Les mêmes causes qui ont provoqué le départ de De Gaulle ont amené un déplacement de l'axe gouvernemental du P.S.-M.R.P. (appuyé sur De Gaulle) au P.S.-P.C. Le projet de constitution est élaboré actuellement par une majorité "socialiste-communiste".
Or que voyons-nous ? Le nouveau projet de Constitution ressemble comme deux gouttes d'eau à celui élaboré par le P.S.-M.R.P.. (la seule question litigieuse, celle de "l'école libre", ayant constitué un point de divergence également entre P.S. et M.R.P. du temps de leur collaboration). Cette continuité est tellement évidente que, pour détourner l'attention du caractère peu reluisant de leur activité "constitutionnelle", Duclos et Hervé, qui auparavant ne trouvaient pas de mots assez forts pour critiquer l'œuvre du P.S.-M.R.P., affectent maintenant l'indifférence ("ce qui compte, c'est voter une Constitution au plus vite") et écrivent (Huma 17-2) : "...si le fascisme devait par nos erreurs menacer la République, ce n'est pas une Déclaration quelconque qui nous sauverait de sa tyrannie".
Bien entendu, ce n'est pas la manière de formuler une Constitution, qui consacre la propriété capitaliste, qui peut nous défendre contre le fascisme, instrument politique du Capital. Mais la Constitution en question mesure néanmoins la déchéance du parlementarisme bourgeois et démasque le véritable visage de ses auteurs.
Car si les Duclos et les Hervé peuvent minimiser l'importance d'une Constitution "qui ne peut plus avoir l'esprit de celle de 1789" (c'est-à-dire BOULEVERSER les rapports de propriété), ils ne pourront pas tromper les ouvriers sur le fait que la loi électorale qu'ils préparent, constitue un attentat anti-démocratique REEL contre les masses.

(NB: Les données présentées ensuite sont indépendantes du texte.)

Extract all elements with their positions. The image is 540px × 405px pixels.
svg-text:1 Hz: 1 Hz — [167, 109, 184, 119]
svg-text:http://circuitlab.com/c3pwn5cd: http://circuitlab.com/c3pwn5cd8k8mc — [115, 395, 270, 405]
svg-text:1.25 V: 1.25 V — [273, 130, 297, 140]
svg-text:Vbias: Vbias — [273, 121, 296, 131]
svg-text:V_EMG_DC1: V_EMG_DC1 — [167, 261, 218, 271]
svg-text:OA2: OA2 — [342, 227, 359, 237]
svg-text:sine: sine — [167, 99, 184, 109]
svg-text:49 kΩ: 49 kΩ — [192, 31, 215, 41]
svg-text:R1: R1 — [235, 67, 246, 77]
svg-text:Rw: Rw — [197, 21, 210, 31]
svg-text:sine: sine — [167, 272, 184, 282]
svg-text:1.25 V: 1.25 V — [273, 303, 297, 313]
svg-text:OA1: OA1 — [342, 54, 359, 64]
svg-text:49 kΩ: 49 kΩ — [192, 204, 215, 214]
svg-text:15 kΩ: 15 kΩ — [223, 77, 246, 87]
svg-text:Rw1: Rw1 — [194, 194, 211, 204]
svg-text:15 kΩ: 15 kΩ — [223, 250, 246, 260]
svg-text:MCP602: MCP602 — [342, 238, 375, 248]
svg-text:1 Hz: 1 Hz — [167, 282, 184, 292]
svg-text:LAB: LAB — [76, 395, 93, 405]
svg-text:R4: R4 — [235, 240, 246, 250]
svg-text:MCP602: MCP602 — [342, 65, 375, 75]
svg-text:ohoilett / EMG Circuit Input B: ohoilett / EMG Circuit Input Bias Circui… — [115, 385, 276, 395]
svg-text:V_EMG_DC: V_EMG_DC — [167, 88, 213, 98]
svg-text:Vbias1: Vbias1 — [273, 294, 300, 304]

UN PROJET DE LOI ELECTORALE BONAPARTISTE
Lors des élections du 21 octobre, quand M.R.P. et "Socialistes" instituaient la garantie de 20.000 frs. par candidat (ce qui portait à 200.000 francs la caution exigée pour une liste à Paris), L'Humanité protestait contre ce retour au parlementarisme CENSITAIRE. Aujourd'hui, la majorité P.S.-P.C. aggrave à tel point le cens électoral – par l'exigence de la présentation D'AU MOINS 20 LISTES pour faire acte de candidature – (ce qui porte la caution à environ 1.500.000) qu'en fait elle supprime le parlementarisme "démocratique", ce parlementarisme bourgeois "qui était devenu pour la France comme son visage même".
De ce parlementarisme d'avant 1939, les masses étaient en réalité séparées par mille barrières – et il n'était en fait que l'instrument des capitalistes et des spéculateurs.
Mais les chefs ouvriers traîtres, dont tous les efforts visent à maintenir les masses exploitées dans la résignation et la soumission, afin qu'ils puissent conserver leur situation privilégiée, leurs sinécures de députés, de ministres, de maires, de conseillers, ont peur même de ce parlementarisme : ils craignent que, dans les prochaines élections, les ouvriers, qui se détournent d'eux, n'aient la possibilité de voter pour des fractions prolétariennes non-inféodées à la bourgeoisie. C'est pour empêcher ce revirement qu'ils veulent supprimer la liberté de candidature et limiter le choix aux Partis actuels. SI DE GAULLE A UTILISE LE PLEBISCITE POUR ARRIVER A SES FINS BONAPARTISTES PERSONNELLES, CONTRE LES PARTIS OUVRIERS, LES BUREAUCRATES OUVRIERS VEULENT INSTAURER LE MONOPOLE DES ELECTIONS COMME UN INSTRUMENT BONAPARTISTE CONTRE LES TENDANCES PROLETARIENNES REVOLUTIONNAIRES. Car à droite, les partis réactionnaires, le P.R.L. par exemple, avec l'appui de la bourgeoisie, peuvent assurer leur candidature, quelles que soient les conditions exigées.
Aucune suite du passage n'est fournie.